Brief an eine Frau, die sich nicht mit mir treffen wollte
Von Oliver Fuchs, 23.10.2018
Ach, Emrah, das hätte wirklich spannend werden können. Verzeih, dass ich dich gleich duze, aber bis zum Austauschen der Nachnamen haben wir es nicht geschafft.
Wir haben beide den Fragebogen von «Die Schweiz spricht» ausgefüllt. Ich bei der Republik, du beim SRF. Und dann fand der Algorithmus, dass wir zwei uns treffen sollten. Ich fand das auch. Wo ich dafür bin, bist du konsequent dagegen. Gemäss Postleitzahl könnten wir Nachbarn sein. Und doch gehören wir zu den gerade mal 70 Paaren, die sich in allem uneins sind.
Das fängt schon bei den Katzen an. Du magst die Viecher offenbar, ich gar nicht. Sind mir zu clever. Hunde, das sind echte Freunde. Die mögen dich in jeder Lebenslage. Katzen? Die mögen dich, bis du sie gekrault und gefüttert hast. Dann bist du Luft. So lange, bis sie wieder was von dir wollen.
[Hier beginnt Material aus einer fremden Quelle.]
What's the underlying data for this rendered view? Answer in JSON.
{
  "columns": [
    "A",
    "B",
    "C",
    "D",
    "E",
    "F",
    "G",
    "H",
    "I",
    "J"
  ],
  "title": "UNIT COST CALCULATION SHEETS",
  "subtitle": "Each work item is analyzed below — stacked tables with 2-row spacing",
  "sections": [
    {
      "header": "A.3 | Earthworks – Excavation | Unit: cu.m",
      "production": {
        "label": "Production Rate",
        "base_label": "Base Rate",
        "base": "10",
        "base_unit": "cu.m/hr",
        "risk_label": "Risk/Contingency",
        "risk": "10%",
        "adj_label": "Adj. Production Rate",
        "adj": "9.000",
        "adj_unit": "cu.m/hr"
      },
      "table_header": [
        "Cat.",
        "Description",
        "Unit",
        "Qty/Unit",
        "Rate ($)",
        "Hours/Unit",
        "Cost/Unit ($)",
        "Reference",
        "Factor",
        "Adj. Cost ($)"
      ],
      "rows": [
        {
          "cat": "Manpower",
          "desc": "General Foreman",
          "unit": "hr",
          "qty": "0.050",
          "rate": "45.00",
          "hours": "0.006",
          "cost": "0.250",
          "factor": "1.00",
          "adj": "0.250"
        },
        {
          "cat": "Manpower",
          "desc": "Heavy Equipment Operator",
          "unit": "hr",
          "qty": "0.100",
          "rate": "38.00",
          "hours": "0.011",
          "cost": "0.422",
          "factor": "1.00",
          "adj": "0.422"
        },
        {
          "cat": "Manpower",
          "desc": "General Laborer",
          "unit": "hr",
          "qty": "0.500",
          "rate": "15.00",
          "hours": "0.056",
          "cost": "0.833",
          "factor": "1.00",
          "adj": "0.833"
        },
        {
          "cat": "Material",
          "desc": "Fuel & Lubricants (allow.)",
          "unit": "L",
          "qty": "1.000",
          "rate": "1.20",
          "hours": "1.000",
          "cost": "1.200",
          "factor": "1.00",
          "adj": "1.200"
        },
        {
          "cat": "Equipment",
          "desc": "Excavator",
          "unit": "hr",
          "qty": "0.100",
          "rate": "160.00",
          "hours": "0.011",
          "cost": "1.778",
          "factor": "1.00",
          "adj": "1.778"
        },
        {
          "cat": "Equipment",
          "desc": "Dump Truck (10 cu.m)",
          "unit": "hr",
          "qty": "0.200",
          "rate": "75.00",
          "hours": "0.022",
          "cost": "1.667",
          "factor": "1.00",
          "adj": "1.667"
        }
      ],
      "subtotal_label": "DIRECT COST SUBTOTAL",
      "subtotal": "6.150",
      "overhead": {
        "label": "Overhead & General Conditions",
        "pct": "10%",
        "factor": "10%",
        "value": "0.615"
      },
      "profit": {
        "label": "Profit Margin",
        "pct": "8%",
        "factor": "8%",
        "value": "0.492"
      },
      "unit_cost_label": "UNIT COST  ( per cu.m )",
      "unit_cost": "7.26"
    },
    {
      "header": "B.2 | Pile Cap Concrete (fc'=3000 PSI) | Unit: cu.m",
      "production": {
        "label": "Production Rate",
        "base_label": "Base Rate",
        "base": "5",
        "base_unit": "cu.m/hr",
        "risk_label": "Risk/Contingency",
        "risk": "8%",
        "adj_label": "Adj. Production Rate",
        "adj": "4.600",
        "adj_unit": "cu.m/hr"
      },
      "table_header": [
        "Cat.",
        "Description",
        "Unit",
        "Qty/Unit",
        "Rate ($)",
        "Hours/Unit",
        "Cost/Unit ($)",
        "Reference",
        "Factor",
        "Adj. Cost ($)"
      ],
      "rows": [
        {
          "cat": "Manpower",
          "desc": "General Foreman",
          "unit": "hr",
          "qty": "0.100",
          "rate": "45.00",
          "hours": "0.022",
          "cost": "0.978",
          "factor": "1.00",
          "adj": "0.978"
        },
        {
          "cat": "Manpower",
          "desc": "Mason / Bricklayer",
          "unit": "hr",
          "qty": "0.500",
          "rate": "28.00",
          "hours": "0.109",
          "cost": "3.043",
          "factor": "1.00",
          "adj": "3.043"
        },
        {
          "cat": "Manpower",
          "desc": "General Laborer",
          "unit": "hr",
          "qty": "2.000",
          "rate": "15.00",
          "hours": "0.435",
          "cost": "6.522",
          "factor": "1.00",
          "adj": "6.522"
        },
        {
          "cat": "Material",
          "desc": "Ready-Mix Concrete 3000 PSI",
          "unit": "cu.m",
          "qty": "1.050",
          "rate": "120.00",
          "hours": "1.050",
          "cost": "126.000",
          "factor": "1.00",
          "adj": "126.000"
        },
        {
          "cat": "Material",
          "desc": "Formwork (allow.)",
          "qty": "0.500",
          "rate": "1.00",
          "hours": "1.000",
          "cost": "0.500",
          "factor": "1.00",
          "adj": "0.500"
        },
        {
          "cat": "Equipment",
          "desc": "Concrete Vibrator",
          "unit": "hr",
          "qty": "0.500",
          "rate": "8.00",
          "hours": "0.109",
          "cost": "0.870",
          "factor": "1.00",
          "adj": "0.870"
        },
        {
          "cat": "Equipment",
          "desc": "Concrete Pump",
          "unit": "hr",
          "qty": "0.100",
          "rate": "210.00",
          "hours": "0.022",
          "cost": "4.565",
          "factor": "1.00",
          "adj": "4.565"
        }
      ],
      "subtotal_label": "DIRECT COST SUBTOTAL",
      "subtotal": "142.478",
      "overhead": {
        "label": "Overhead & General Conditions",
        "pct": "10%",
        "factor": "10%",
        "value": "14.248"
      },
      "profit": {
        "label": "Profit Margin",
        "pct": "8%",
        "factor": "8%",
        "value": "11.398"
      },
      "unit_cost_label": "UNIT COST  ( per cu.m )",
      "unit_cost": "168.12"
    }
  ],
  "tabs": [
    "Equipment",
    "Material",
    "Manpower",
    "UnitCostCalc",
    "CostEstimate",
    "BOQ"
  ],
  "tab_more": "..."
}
Hättest du in diesem Land das Sagen, dann würde sich wohl nicht viel ändern. Wahrscheinlich ist das vernünftig. Hätte ich das Sagen, dann wäre die Schweiz ein anderes Land. Das würde es für Journalisten wie mich etwas spannender machen. Ob es das Land auch besser machen würde, das weiss ich nicht.
Darum hätte ich gerne mit dir diskutiert. Ich bin einer von 681 Menschen, deren Treffen auf halbem Weg stecken blieb. Du bist einer von 1351 Menschen, die es sich dann doch anders überlegt haben.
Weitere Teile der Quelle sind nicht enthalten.